Event - Sampling Spaghettini's Seal Beach Legacy
Seal Beach has been home to Spaghettini since 1988, the creation of founders/owners Cary Hardwick and Laurie Sisneros, and soon, Beverly Hills will be graced with the same concept with a stronger emphasis on the musical entertainment component. Spahettini itself has already become well-known for its fresh Californian riffs on Italian cuisine and its inclusion of live musical performances in one of the main dining rooms. Though preparing for their second location, they are still keeping their Seal Beach original extremely popular with their masterful and innovative menu. When we dined during a tasting, the restaurant was quite full despite it only being a Wednesday night. What we tasted confirmed why it was such a hot spot.
The main attractions of the space may be the dining rooms and the proximity to the jazzy stage but don't discount the outdoor patio. Lounge furniture and a firepit frame the building for a cocktail hour section and there, we munched on bite-sized Ahi Tuna Crisps with heirloom tomatoes from Yolo County and goat cheese with basil, , Shrimp with Parmigiano-Reggiano on phyllo dough, and Burrata with peaches and 16-year-aged balsamic vinegar reduction. Bright and refreshing, each of these canapés were an introduction to the care and preparation of the chefs in the Spaghettini kitchen. These previews into the talents of Executive Chef Victor Avila, who has been with the restaurant for 23 years and the executive chef for 10 of those years, were quite promising.

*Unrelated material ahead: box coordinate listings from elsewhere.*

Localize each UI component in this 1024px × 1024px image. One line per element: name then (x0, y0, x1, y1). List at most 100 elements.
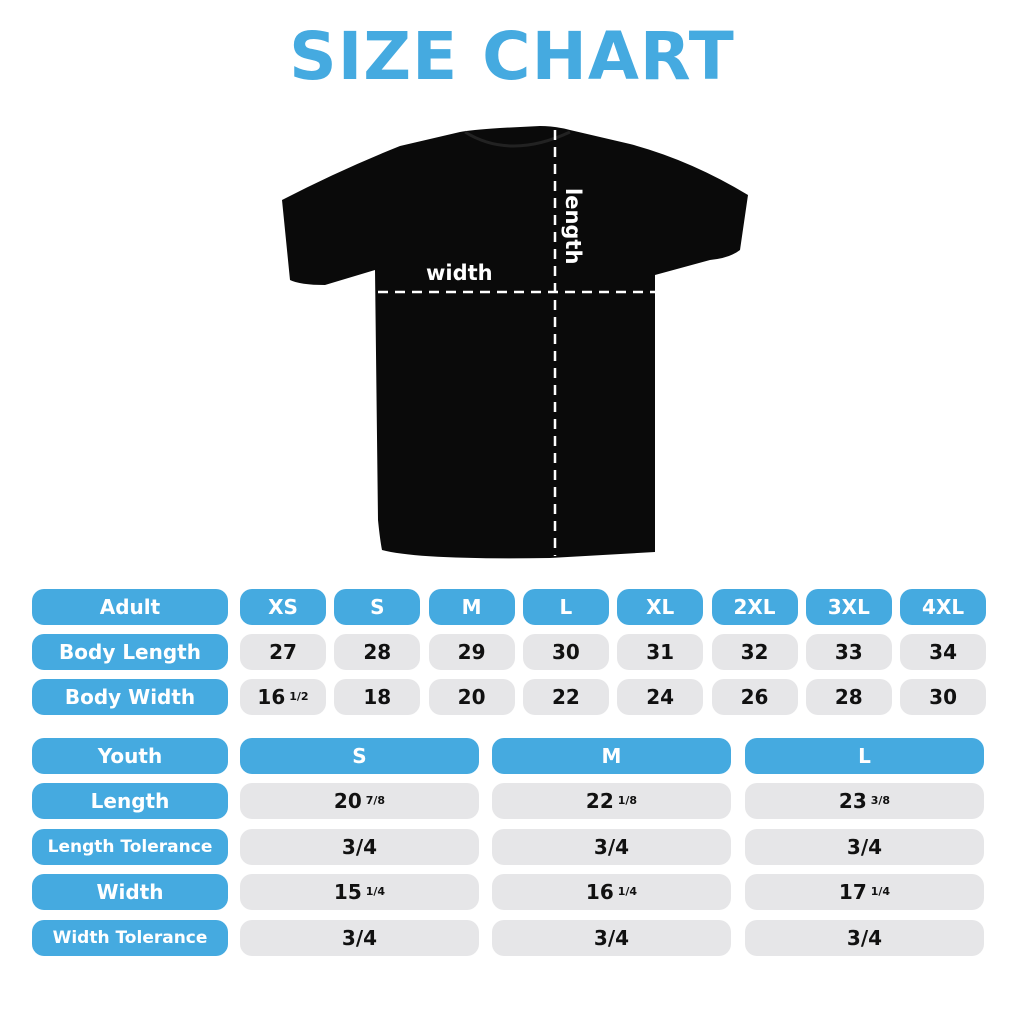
value-cell: 31 (617, 634, 704, 670)
cell-text: 22 (551, 685, 580, 709)
youth-size-header-m: M (492, 738, 731, 774)
size-header-m: M (428, 589, 515, 625)
cell-text: Body Width (64, 685, 196, 709)
value-cell: 26 (711, 679, 798, 715)
size-header-xs: XS (240, 589, 326, 625)
cell-text: 28 (834, 685, 863, 709)
cell-text: 3/4 (846, 926, 883, 950)
cell-text: Width Tolerance (52, 928, 208, 948)
youth-size-header-l: L (745, 738, 984, 774)
cell-text: Length (90, 789, 170, 813)
cell-text: XL (646, 595, 675, 619)
cell-text: Youth (97, 744, 163, 768)
youth-header: Youth (32, 738, 228, 774)
page-title: SIZE CHART (289, 18, 735, 95)
value-cell: 20 7/8 (240, 783, 479, 819)
row-label: Length Tolerance (32, 829, 228, 865)
cell-text: 3/4 (341, 926, 378, 950)
value-cell: 16 1/2 (240, 679, 326, 715)
cell-text: L (559, 595, 573, 619)
cell-text: 3/4 (341, 835, 378, 859)
tshirt-shape (282, 126, 748, 559)
fraction: 7/8 (365, 793, 386, 807)
cell-text: 27 (269, 640, 297, 664)
value-cell: 32 (711, 634, 798, 670)
row-label: Width Tolerance (32, 920, 228, 956)
row-label: Length (32, 783, 228, 819)
cell-text: 33 (834, 640, 863, 664)
cell-text: 3/4 (846, 835, 883, 859)
cell-text: 20 (457, 685, 486, 709)
value-cell: 22 (522, 679, 609, 715)
value-cell: 28 (805, 679, 892, 715)
size-header-xl: XL (617, 589, 704, 625)
value-cell: 33 (805, 634, 892, 670)
cell-text: 22 (585, 789, 614, 813)
cell-text: 34 (929, 640, 958, 664)
value-cell: 22 1/8 (492, 783, 731, 819)
cell-text: 31 (646, 640, 675, 664)
value-cell: 20 (428, 679, 515, 715)
value-cell: 17 1/4 (745, 874, 984, 910)
value-cell: 3/4 (745, 829, 984, 865)
cell-text: M (601, 744, 622, 768)
cell-text: L (858, 744, 871, 768)
value-cell: 3/4 (492, 829, 731, 865)
cell-text: 26 (740, 685, 769, 709)
value-cell: 3/4 (240, 920, 479, 956)
size-header-2xl: 2XL (711, 589, 798, 625)
cell-text: 3XL (827, 595, 870, 619)
fraction: 1/4 (365, 884, 386, 898)
cell-text: 18 (363, 685, 392, 709)
cell-text: S (370, 595, 385, 619)
size-header-l: L (522, 589, 609, 625)
cell-text: 32 (740, 640, 769, 664)
fraction: 1/4 (870, 884, 891, 898)
size-header-s: S (334, 589, 421, 625)
value-cell: 30 (522, 634, 609, 670)
width-label: width (426, 261, 493, 285)
cell-text: S (352, 744, 367, 768)
cell-text: 20 (333, 789, 362, 813)
cell-text: 30 (551, 640, 580, 664)
cell-text: 3/4 (593, 926, 630, 950)
value-cell: 3/4 (492, 920, 731, 956)
fraction: 1/4 (617, 884, 638, 898)
size-header-3xl: 3XL (805, 589, 892, 625)
cell-text: 3/4 (593, 835, 630, 859)
value-cell: 34 (900, 634, 987, 670)
row-label: Width (32, 874, 228, 910)
length-label: length (561, 188, 585, 264)
value-cell: 15 1/4 (240, 874, 479, 910)
fraction: 1/2 (289, 689, 309, 703)
value-cell: 23 3/8 (745, 783, 984, 819)
adult-header: Adult (32, 589, 228, 625)
cell-text: 23 (838, 789, 867, 813)
row-label: Body Length (32, 634, 228, 670)
youth-size-header-s: S (240, 738, 479, 774)
cell-text: 16 (257, 685, 286, 709)
value-cell: 29 (428, 634, 515, 670)
cell-text: 29 (457, 640, 486, 664)
fraction: 1/8 (617, 793, 638, 807)
value-cell: 27 (240, 634, 326, 670)
value-cell: 30 (900, 679, 987, 715)
value-cell: 3/4 (240, 829, 479, 865)
size-header-4xl: 4XL (900, 589, 987, 625)
value-cell: 18 (334, 679, 421, 715)
cell-text: Length Tolerance (47, 837, 213, 857)
cell-text: 30 (929, 685, 958, 709)
fraction: 3/8 (870, 793, 891, 807)
value-cell: 16 1/4 (492, 874, 731, 910)
value-cell: 3/4 (745, 920, 984, 956)
cell-text: 16 (585, 880, 614, 904)
value-cell: 28 (334, 634, 421, 670)
cell-text: 15 (333, 880, 362, 904)
value-cell: 24 (617, 679, 704, 715)
cell-text: 17 (838, 880, 867, 904)
row-label: Body Width (32, 679, 228, 715)
cell-text: Width (96, 880, 164, 904)
tshirt-diagram: width length (282, 126, 748, 559)
cell-text: M (461, 595, 482, 619)
cell-text: 4XL (922, 595, 965, 619)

The evening begun with Spaghettini's amuse bouche - Butter Poached Morels. To say that I like mushrooms would be an understatement so upon seeing this bite listed out, I hoped not to be disappointed. Served with an herbed soft polenta, prosciutto jus, and Parmigiano Reggiano foam, the morels were mesmerizing. I tasted the hint of zest in the polenta which was so soft as to be almost a thick cream and the prosciutto jus lent a saltiness that dipped into the crevasses of the wild mushrooms so intimately. The airiness of a cheese-inflicted foam not only impressed but piqued my curiosity - how can I make this for myself? This was paired with a 2012 Barbera d'Asti by Prunotto Fiulot and was a confirmation of the promise the appetizers suggested earlier on of the chef's skill.

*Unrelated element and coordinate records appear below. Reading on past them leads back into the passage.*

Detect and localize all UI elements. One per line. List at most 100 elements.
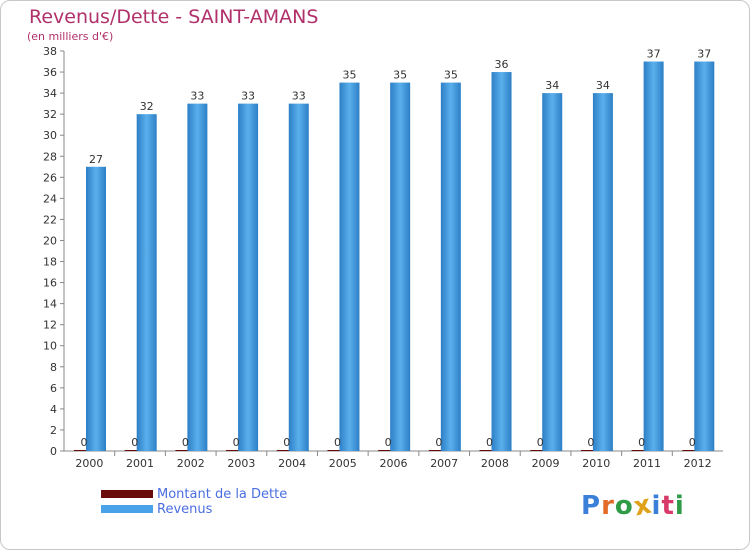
- dette-bar: [530, 450, 551, 451]
- chart-subtitle: (en milliers d'€): [27, 30, 114, 43]
- y-tick-label: 0: [50, 445, 57, 458]
- revenus-value-label: 33: [292, 90, 306, 103]
- revenus-value-label: 35: [393, 69, 407, 82]
- revenus-bar: [592, 93, 613, 452]
- x-tick-label: 2002: [177, 457, 205, 470]
- y-tick-label: 28: [43, 150, 57, 163]
- revenus-value-label: 27: [89, 153, 103, 166]
- revenus-bar: [339, 82, 360, 451]
- x-tick-label: 2011: [633, 457, 661, 470]
- revenus-bar: [390, 82, 411, 451]
- x-tick-label: 2001: [126, 457, 154, 470]
- revenus-value-label: 36: [495, 58, 509, 71]
- proxiti-logo: Proxiti: [581, 489, 685, 522]
- dette-bar: [682, 450, 703, 451]
- revenus-bar: [542, 93, 563, 452]
- dette-bar: [631, 450, 652, 451]
- dette-bar: [479, 450, 500, 451]
- dette-bar: [175, 450, 196, 451]
- y-tick-label: 4: [50, 403, 57, 416]
- logo-letter: r: [601, 491, 615, 521]
- y-tick-label: 8: [50, 361, 57, 374]
- y-tick-label: 22: [43, 213, 57, 226]
- y-tick-label: 24: [43, 192, 57, 205]
- y-tick-label: 34: [43, 87, 57, 100]
- legend-label-dette: Montant de la Dette: [157, 487, 288, 502]
- x-tick-label: 2000: [75, 457, 103, 470]
- revenus-value-label: 34: [596, 79, 610, 92]
- y-tick-label: 18: [43, 256, 57, 269]
- x-tick-label: 2008: [481, 457, 509, 470]
- revenus-bar: [136, 114, 157, 451]
- y-tick-label: 10: [43, 340, 57, 353]
- logo-letter: o: [614, 491, 634, 521]
- logo-letter: i: [651, 491, 662, 521]
- revenus-value-label: 35: [342, 69, 356, 82]
- dette-value-label: 0: [435, 436, 442, 449]
- logo-letter: i: [674, 491, 685, 521]
- legend-swatch-revenus: [101, 505, 153, 513]
- revenus-bar: [187, 103, 208, 451]
- revenus-value-label: 33: [241, 90, 255, 103]
- dette-value-label: 0: [385, 436, 392, 449]
- legend-swatch-dette: [101, 490, 153, 498]
- revenus-value-label: 32: [140, 100, 154, 113]
- legend-label-revenus: Revenus: [157, 502, 213, 517]
- revenus-value-label: 35: [444, 69, 458, 82]
- y-tick-label: 12: [43, 319, 57, 332]
- y-tick-label: 2: [50, 424, 57, 437]
- dette-value-label: 0: [81, 436, 88, 449]
- revenus-value-label: 37: [697, 48, 711, 61]
- logo-letter: P: [581, 491, 602, 521]
- x-tick-label: 2012: [684, 457, 712, 470]
- dette-value-label: 0: [537, 436, 544, 449]
- revenus-bar: [86, 166, 106, 451]
- revenus-bar: [238, 103, 259, 451]
- y-tick-label: 26: [43, 171, 57, 184]
- dette-bar: [580, 450, 601, 451]
- revenus-bar: [288, 103, 309, 451]
- dette-value-label: 0: [638, 436, 645, 449]
- y-tick-label: 38: [43, 45, 57, 58]
- x-tick-label: 2004: [278, 457, 306, 470]
- revenus-bar: [440, 82, 461, 451]
- dette-value-label: 0: [182, 436, 189, 449]
- y-tick-label: 16: [43, 277, 57, 290]
- revenus-value-label: 37: [647, 48, 661, 61]
- x-tick-label: 2003: [227, 457, 255, 470]
- dette-bar: [428, 450, 449, 451]
- y-tick-label: 32: [43, 108, 57, 121]
- revenus-value-label: 33: [190, 90, 204, 103]
- revenus-value-label: 34: [545, 79, 559, 92]
- y-tick-label: 36: [43, 66, 57, 79]
- y-tick-label: 20: [43, 234, 57, 247]
- x-tick-label: 2007: [430, 457, 458, 470]
- y-tick-label: 14: [43, 298, 57, 311]
- dette-value-label: 0: [486, 436, 493, 449]
- dette-bar: [378, 450, 399, 451]
- x-tick-label: 2009: [532, 457, 560, 470]
- dette-value-label: 0: [131, 436, 138, 449]
- dette-bar: [74, 450, 94, 451]
- y-tick-label: 6: [50, 382, 57, 395]
- chart-title: Revenus/Dette - SAINT-AMANS: [29, 6, 319, 28]
- dette-value-label: 0: [233, 436, 240, 449]
- dette-bar: [124, 450, 145, 451]
- dette-bar: [276, 450, 297, 451]
- x-tick-label: 2010: [582, 457, 610, 470]
- y-tick-label: 30: [43, 129, 57, 142]
- revenus-bar: [491, 72, 512, 451]
- x-tick-label: 2006: [380, 457, 408, 470]
- dette-value-label: 0: [587, 436, 594, 449]
- logo-letter: t: [661, 491, 675, 521]
- revenus-bar: [643, 61, 664, 452]
- dette-bar: [226, 450, 247, 451]
- dette-value-label: 0: [689, 436, 696, 449]
- x-tick-label: 2005: [329, 457, 357, 470]
- revenus-bar: [694, 61, 715, 452]
- dette-value-label: 0: [334, 436, 341, 449]
- dette-bar: [327, 450, 348, 451]
- dette-value-label: 0: [283, 436, 290, 449]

[My apologies for the upcoming images as the waning hours of the evening led to a dimly lit environment] Our next course was a table favorite and clued me in onto why I particularly enjoyed Chef Victor's food. We had the Agnolotti with marscapone, Brentwood yellow corn, and a Parmigiano-Reggiano cream sauce
paired with Twomey's (Silver Oak second label) 2013 Sauvignon Blanc. The pasta at Spaghettini is made in-house and fresh every day which was easily detected whether or not they had informed us. With a bite and a springiness to the dough upon each chew, the pasta gave telltale signs of its youth in the kitchen. What I discovered in this that I realized was present in all of the other food so far was that there was always one innovative element to the food that did not detract but rather surprised and tied everything together in a neat bow. In the agnolotti's case, this would be the corn. The burst of sweet, bright flavor relieved the density that pasta usually gives and the sauce was so delectable, I looked like a fool trying to scrape it up with my fork tines.

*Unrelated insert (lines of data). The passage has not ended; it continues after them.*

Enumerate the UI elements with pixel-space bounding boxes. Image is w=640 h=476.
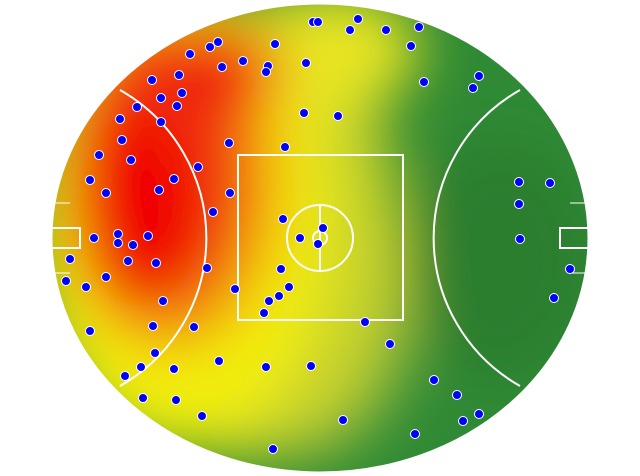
boundary (51, 3, 589, 473)
point (278, 214, 288, 224)
point (295, 233, 305, 243)
point (120, 371, 130, 381)
point (156, 117, 166, 127)
point (276, 264, 286, 274)
point (549, 293, 559, 303)
point (193, 162, 203, 172)
point (174, 70, 184, 80)
point (268, 444, 278, 454)
point (214, 356, 224, 366)
point (238, 56, 248, 66)
centre-square (237, 154, 404, 321)
point (61, 276, 71, 286)
point (147, 75, 157, 85)
point (85, 326, 95, 336)
point (545, 178, 555, 188)
point (385, 339, 395, 349)
point (113, 238, 123, 248)
point (565, 264, 575, 274)
point (414, 22, 424, 32)
point (94, 150, 104, 160)
point (261, 362, 271, 372)
point (419, 77, 429, 87)
point (151, 258, 161, 268)
point (259, 308, 269, 318)
point (410, 429, 420, 439)
point (452, 390, 462, 400)
point (123, 256, 133, 266)
point (468, 83, 478, 93)
point (306, 361, 316, 371)
point (333, 111, 343, 121)
left-goal-square (52, 227, 81, 249)
point (138, 393, 148, 403)
point (189, 322, 199, 332)
point (117, 135, 127, 145)
point (197, 411, 207, 421)
point (202, 263, 212, 273)
point (230, 284, 240, 294)
point (217, 62, 227, 72)
point (301, 58, 311, 68)
point (224, 138, 234, 148)
point (429, 375, 439, 385)
point (169, 364, 179, 374)
point (514, 199, 524, 209)
point (185, 49, 195, 59)
point (148, 321, 158, 331)
point (143, 231, 153, 241)
goal-posts (52, 202, 588, 274)
point (313, 239, 323, 249)
point (406, 41, 416, 51)
point (299, 108, 309, 118)
point (381, 25, 391, 35)
right-arc (432, 89, 521, 387)
point (474, 71, 484, 81)
point (115, 114, 125, 124)
point (270, 39, 280, 49)
point (274, 291, 284, 301)
point (353, 14, 363, 24)
right-goal-square (559, 227, 588, 249)
point (264, 296, 274, 306)
point (101, 272, 111, 282)
point (280, 142, 290, 152)
point (136, 362, 146, 372)
point (154, 185, 164, 195)
point (515, 234, 525, 244)
point (89, 233, 99, 243)
point (150, 348, 160, 358)
point (156, 93, 166, 103)
point (284, 282, 294, 292)
point (225, 188, 235, 198)
point (345, 25, 355, 35)
point (126, 155, 136, 165)
point (85, 175, 95, 185)
point (101, 188, 111, 198)
point (113, 229, 123, 239)
point (128, 240, 138, 250)
point (213, 37, 223, 47)
points (61, 14, 575, 454)
point (169, 174, 179, 184)
point (177, 88, 187, 98)
point (474, 409, 484, 419)
point (458, 416, 468, 426)
point (360, 317, 370, 327)
point (158, 296, 168, 306)
point (65, 254, 75, 264)
point (318, 223, 328, 233)
point (261, 67, 271, 77)
point (338, 415, 348, 425)
point (132, 102, 142, 112)
point (313, 17, 323, 27)
point (172, 101, 182, 111)
point (171, 395, 181, 405)
point (208, 207, 218, 217)
point (514, 177, 524, 187)
point (205, 42, 215, 52)
point (81, 282, 91, 292)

The following two courses were small portions of the popular entrees that Spaghettini diners adored - the Parmesan-crusted Chilean Seabass with a Yukon Gold potato puree, spring squashes and roasted heirloom tomatoes, and lemon buerre blanc and the Braised Short Rib with black trumpet risotto, baby carrots, and jus. The former was paired with Kistler Vineyards' 2012 Chardonnay and the latter with Cade's 2010 Cabernet Sauvignon. At first, I was unsure that there was a "crust" on the seabass but upon taste, it was apparent that the Parmesan was very subtly dusted and crusted onto the fish during the preparation process, imparting the salty umami while hiding from view. This flaked beautifully with each fork touch but I actually found the most joy in the mix of the potato puree and refreshing buerre blanc. As for the short rib, such a tender meat was easily overshadowed by the excellent composition and strong flavors in the risotto. For both dishes, the proteins were impressive but the stars on each plate were the sides/accompaniments instead.
So how to end an enjoyable night at this point? With another dish that also has a creative flair to it. Our dessert was Spaghettini's Coconut Pannacotta, a creamy delicate dish lounging in the jus of Bing cherries and citrus, sparsely garnished with shredded squash blossoms. This came paired with a 2007 Dolce late harvest Semillon and Sauvignon Blanc, a treat of a glass. The taste of coconut in the pannacotta came not from the familiar flavors of dried coconut flesh but from the revitalizing rejuvenation of coconut juice. It was worthy of being lapped up quickly with bites of sweet, ripe cherries in between, giving firmness to the otherwise creaminess of the pannacotta. It was in these final bites that I could see why this near-26-year-old restaurant has withstood the test of time in Orange County; they carry their legacy from beginning to end of every meal from amuse bouche to digestif.